China’s CE consumption expanded nearly three times over 1980–2009, from 407m tons to 1,479m tons, at a time when the population rose from 1.0bn to 1.4bn.
Of this CE consumption growth, a third is attributable to population growth and two-thirds to diet change. And as China’s population growth is slowing and is projected to peak in around 2025 (at about 3% higher than in 2013), the primary driver of food consumption in the near future is likely to be growth in per capita consumption.
More 'affluent' diet
“Such a shift to a more “affluent” diet is adding strains to agriculture because production of livestock-based food requires far greater resources and causes more environmental damage than that of vegetable-based food,” said Karlis Smits, senior economist, World Bank, working in a team of researchers for the report.
“These factors will start to constrain the country’s food-output capacity and availability over the coming decades unless tackled now, hence the need to understand how China’s domestic demand for and supply of food will evolve, as a basis for formulating policy.”
China’s rapid economic growth since the market-oriented reforms launched in 1978 has vastly improved diets.
Total calorie intake per capita a day has climbed by nearly half, from 2,163 kcal in 1980 to 3,036 in 2009. This is much faster than the world average, which grew from 2,490 kcal to 2,831 over the period.

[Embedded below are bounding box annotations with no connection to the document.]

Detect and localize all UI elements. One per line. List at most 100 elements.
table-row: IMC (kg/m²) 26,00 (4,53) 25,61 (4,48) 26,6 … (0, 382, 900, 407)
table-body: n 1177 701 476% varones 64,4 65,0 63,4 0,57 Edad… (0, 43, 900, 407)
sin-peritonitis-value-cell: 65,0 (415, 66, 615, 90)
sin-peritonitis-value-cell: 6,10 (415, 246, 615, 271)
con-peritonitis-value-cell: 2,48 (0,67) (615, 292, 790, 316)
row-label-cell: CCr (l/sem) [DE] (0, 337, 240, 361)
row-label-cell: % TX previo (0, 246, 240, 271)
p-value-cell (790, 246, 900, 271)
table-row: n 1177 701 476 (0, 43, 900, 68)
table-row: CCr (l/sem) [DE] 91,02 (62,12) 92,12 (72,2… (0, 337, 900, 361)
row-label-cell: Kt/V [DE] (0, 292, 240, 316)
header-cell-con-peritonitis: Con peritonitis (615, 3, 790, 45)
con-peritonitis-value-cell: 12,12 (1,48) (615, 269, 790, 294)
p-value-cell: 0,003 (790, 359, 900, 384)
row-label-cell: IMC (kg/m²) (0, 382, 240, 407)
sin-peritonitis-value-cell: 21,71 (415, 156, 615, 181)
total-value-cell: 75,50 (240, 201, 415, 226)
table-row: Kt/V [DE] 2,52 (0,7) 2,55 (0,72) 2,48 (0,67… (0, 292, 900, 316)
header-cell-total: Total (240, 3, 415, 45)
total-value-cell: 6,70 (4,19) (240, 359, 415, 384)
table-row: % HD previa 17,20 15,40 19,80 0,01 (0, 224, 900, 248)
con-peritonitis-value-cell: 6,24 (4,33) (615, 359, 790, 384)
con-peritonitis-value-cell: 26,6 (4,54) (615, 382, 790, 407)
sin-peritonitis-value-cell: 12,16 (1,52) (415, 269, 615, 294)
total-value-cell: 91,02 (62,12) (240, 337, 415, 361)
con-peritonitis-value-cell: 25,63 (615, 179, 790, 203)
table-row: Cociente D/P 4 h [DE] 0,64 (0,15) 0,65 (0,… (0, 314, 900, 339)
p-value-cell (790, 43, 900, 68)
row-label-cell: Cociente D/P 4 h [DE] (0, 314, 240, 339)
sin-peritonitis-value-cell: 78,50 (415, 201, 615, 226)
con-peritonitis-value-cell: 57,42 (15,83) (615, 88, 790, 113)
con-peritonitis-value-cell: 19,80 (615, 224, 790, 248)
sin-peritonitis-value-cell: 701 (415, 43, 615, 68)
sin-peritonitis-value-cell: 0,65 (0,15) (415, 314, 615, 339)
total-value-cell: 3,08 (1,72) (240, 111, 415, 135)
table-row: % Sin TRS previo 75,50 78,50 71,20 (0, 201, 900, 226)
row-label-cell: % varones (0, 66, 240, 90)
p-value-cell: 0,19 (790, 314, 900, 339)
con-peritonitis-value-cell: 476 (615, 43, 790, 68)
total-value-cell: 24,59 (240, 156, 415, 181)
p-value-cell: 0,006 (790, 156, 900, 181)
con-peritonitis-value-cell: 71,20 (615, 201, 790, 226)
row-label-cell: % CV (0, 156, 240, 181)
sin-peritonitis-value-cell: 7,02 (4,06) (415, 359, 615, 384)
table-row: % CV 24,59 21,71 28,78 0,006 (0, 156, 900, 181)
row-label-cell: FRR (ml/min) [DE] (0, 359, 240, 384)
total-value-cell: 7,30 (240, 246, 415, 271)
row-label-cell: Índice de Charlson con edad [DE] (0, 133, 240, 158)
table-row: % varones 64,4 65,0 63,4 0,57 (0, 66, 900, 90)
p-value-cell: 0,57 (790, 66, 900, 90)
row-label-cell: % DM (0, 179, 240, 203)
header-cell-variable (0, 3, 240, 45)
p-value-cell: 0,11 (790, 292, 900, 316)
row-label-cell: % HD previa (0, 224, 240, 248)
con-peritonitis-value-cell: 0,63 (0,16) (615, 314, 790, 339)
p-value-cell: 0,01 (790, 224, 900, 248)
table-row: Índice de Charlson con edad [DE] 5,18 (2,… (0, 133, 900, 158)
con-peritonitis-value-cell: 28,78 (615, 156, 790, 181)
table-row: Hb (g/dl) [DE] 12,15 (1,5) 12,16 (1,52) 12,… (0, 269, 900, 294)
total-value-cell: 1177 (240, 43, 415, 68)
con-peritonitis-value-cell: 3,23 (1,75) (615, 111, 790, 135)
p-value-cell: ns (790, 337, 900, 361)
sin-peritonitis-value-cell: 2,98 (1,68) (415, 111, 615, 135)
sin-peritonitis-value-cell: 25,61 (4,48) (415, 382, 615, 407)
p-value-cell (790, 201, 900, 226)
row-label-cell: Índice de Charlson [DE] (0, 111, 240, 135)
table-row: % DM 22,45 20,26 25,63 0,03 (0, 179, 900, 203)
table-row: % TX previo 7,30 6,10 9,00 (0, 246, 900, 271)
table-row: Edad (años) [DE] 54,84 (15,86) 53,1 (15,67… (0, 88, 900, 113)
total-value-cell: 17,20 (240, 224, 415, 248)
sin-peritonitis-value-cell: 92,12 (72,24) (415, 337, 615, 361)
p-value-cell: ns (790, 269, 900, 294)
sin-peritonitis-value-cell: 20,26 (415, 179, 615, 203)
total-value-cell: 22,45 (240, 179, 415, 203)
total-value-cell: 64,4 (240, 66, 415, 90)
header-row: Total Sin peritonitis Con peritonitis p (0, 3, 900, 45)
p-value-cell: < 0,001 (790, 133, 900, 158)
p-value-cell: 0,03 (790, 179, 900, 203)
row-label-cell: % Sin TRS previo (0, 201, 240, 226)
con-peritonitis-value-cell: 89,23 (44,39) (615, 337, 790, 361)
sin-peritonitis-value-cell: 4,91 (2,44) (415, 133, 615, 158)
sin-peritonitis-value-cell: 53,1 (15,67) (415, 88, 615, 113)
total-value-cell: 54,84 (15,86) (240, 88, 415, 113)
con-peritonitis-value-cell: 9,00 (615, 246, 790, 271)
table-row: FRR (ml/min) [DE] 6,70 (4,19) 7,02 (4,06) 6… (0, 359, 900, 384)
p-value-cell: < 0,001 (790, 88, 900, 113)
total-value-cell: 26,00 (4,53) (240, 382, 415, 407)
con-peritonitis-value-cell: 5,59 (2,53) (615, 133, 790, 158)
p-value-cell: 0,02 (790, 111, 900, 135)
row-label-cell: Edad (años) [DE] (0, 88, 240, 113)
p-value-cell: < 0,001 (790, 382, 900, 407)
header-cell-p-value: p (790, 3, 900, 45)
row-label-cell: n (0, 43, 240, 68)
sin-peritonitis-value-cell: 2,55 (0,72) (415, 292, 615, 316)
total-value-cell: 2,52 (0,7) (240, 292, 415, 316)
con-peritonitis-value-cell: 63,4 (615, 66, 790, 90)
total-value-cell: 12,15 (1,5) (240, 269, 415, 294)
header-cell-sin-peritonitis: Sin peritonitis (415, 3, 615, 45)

Calorie consumption is now roughly the same as in Japan and the Republic of Korea, but still lower than in the US and the European Union.
Protein intake, too, climbed sharply, nearly doubling from 54g per capita in 1980 to 94 in 2009, with about three-fourths of this growth coming from livestock-based products.
Fat intake nearly tripled from 34g per capita to 96 over the period, again largely based on greater consumption of livestock products (about two-thirds). Calorie intake among some high-income countries, notably the US and Japan, has declined over the last decade or so.